What do police do when they first catch a criminal? Snatch his or her gun or knife.
That is what we would expect the Department of Health to do as well: promptly take away whatever means sex offenders use to get close to and hurt their victims.
But that is not happening. Consider:
— Parkland pediatrician Michael Mizrachy was arrested on January 12 for having child sex images – after being investigated since June of last year.
He still has an active medical license in good standing.
— Dr. Stewart Bitman was arrested on January 26 for reportedly sending sexually explicit pictures to a child.
He still has a medical license in good standing FL DOH MQA Search Portal | License Verification For Practitioner Details (state.fl.us)
— Mental health therapist Fernando Gautier was arrested for raping a 14 year old in November 2020.
He still has a active license in good standing.
–Physical therapist Akepe Ntube was charged with felony sexual battery on a female patient in Lee County last July.
He still has an active license in good standing.
–Massage Envy massage therapist Jose Grajales was charged with battery on female client in Palm Beach County last September following an allegation he touched his client’s vagina without her consent during a massage appointment. He entered a ‘no contest’ plea and agreed to surrender his license more than a month ago.
He still has an active massage license in good standing.
What does this slowness to suspend or revoke licenses of abusive health care professionals mean?
It means there is a hidden danger to the unsuspecting public. These individuals are able to continue to practice medicine (or other healthcare practices) and command the trust of patients that are not aware of their criminal charges. One might say — what does it matter — These professionals typically lose their employment. But what’s to stop them from gaining new employment, becoming self-employed, or venturing into environments like home health care, health care via apps, or telemedicine. Not all of these criminal cases made headlines news. So, this is information the public needs to know.

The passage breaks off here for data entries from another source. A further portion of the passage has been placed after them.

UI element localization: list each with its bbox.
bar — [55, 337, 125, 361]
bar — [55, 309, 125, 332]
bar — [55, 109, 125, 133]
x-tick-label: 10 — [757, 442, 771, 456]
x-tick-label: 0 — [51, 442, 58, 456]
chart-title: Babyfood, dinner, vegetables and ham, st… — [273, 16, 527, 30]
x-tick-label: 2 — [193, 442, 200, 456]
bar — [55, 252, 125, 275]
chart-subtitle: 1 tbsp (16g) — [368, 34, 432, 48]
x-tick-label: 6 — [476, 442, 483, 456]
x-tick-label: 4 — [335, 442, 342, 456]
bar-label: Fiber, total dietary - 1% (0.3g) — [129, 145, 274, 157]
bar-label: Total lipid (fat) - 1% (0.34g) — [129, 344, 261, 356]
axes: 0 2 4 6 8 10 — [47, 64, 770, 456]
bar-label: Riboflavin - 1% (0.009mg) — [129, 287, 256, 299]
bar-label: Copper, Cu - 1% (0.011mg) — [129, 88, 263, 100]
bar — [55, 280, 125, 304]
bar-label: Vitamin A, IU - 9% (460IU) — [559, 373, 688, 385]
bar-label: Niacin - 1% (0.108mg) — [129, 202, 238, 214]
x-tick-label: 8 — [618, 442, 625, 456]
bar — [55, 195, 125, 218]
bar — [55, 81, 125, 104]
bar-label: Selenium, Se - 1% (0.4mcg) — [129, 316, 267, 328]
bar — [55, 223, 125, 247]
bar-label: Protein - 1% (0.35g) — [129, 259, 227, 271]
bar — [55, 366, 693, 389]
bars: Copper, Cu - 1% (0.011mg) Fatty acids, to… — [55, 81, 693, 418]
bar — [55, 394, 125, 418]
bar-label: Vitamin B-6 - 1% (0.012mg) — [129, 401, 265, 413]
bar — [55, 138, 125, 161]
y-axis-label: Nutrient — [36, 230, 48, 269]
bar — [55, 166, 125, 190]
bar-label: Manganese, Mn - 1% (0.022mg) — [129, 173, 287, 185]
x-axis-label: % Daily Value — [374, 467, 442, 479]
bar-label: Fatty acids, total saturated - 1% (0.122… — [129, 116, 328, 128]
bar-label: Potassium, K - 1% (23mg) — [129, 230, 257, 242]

The solution, which the Department eventually gets around to in most cases, is an Emergency Order by the DOH restricting these licenses, pending a final hearing. But that takes far too long. Sometimes many months.
“To be the healthiest state in the nation” is an admirable goal.
But if the Florida Department of Health is serious about their work, they’ll take an obvious, simple and should-be-quick move to warn the public about predators and make it harder for predators to get access to more victims.